No One Watches their Kids Every Moment. Not Even Me.
Even in our relatively safe neighborhood on base, we have had a few scares. I understand the need for constant vigilance, because there are moments when I have not watched my children. I have four young children. The oldest is eight, and the youngest is two. Sometimes, going to the bathroom is the most dangerous part of my day. Just last week, I let the oldest play with a neighbor across the street. (She is allowed to do this often.) But this time, she didn’t close the front door behind her. In the time that I went to the bathroom, the toddler went out the front door, and into the street to follow her big sister. Luckily for me, no cars drove on the road in the moments that she was outside! But you can imagine the heart attack I had when I came out of the bathroom and discovered that the toddler was in the road! Obviously, we all had a talk about keeping the door closed and locked. But can you imagine how much harder this situation would have been if a neighbor had seen my toddler in the street and called the police? What would your neighbors do if this had happened in your neighborhood?

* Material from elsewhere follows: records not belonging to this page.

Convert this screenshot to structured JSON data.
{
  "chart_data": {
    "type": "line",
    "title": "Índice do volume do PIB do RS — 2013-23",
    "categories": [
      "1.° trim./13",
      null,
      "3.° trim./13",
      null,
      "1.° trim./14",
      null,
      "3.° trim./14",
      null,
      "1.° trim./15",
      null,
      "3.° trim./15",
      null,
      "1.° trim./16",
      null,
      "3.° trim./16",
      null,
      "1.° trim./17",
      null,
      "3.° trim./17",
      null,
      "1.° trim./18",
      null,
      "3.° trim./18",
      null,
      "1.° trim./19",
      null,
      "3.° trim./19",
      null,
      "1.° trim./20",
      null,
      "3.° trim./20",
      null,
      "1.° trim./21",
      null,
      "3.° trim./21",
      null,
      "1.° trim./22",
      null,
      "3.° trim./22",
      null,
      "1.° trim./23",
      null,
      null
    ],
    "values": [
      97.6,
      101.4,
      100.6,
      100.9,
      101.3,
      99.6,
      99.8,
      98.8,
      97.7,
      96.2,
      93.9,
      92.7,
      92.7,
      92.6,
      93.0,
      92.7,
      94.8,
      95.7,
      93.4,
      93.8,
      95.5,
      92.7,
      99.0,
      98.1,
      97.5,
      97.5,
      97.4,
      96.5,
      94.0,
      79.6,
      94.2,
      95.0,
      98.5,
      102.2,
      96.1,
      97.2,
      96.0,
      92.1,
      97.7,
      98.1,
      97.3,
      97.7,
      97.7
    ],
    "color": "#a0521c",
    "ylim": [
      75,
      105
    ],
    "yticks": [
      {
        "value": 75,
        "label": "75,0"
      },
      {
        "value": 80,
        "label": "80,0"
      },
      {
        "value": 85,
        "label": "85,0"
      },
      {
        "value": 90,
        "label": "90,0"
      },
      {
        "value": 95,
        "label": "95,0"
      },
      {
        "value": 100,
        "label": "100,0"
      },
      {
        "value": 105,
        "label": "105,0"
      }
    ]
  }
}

Are Military Children Safer in Military Base Housing?
Families might be more relaxed on base then they would be in a neighborhood off-base. But that doesn’t mean there are no rules for children’s safety. Living in base housing has given me some puzzling moments where I scratch my head wondering why children are running around the neighborhood unattended. When I first moved onto a military base, we had a kindergartner come to our door on our first day there. She asked if she could come in and play. I had no idea where she lived or who her parents were, so I didn’t feel comfortable letting her inside. Then I watched her walk to the next house and ask to play with them! I soon learned that she lived two doors down, and her parents didn’t mind if she played in neighbor’s houses. Now I know that this is a common occurrence in military base housing. Many of the neighborhood kids play in each other’s houses or play together at the public park without parent supervision. Because I have a toddler, I still have to accompany all my children to the park. But sometimes, there are more than 10 children there, and I am the only adult! Different families have their own rules and standards about when their children can play unsupervised. Bu if we see something dangerous (like a toddler wandering in the street), we should probably first try to rescue the child and return them to their parents, instead of jumping to call the police and get the parents in trouble. If we are going to treat base housing like a village, then the “it takes a village” mentality applies to child supervision, too.
Sometimes, I feel like we all live in fear of someone making a phone call to Child Protective Services about us. Living on a military base can be like living in a fishbowl. Everyone knows your name, your rank, and your address. For the most part, military neighbors are very helpful, and the most supportive community I have ever met. But sometimes, they can be a little bit too nosy. Whether you are a helicopter parent or a free range parent, there will always be someone who disagrees with your parenting style and thinks you are doing it wrong. Maybe we all need to agree to some basic guidelines for children’s safety on base.
Rules to Keep Children Safe on a Military Base
What rules or guidelines can be used to keep military kids safe on base? Well, most military installations have their own standards, which vary because of different state laws. In some cases, “supervision” could be an older sibling. In other cases, a parent should be present. What do you think about these guidelines?
- Children under age 6 should not be in common areas (base parks, playgrounds, and cul-de-sacs) without supervision.
- Children under age 6 should not walk to and from school alone.
- Children under 8 should not be left in a car unattended
- Children under the age of 10 should not be left home alone.
- Children shouldn’t knock on neighbor’s doors until their parents have met the neighbor.
- No children should play in the street, unless it is a cul-de-sac and they are old enough to get on a sidewalk when cars approach.
- Children should not play in a neighbor’s yard or driveway without asking.
- Older children should be taught that it is wrong to deface public property, throw things at cars, or harass dogs inside fences. Doing so could cause them to be reported and/or punished.
Do you follow these basic rules with your children? What works on your base?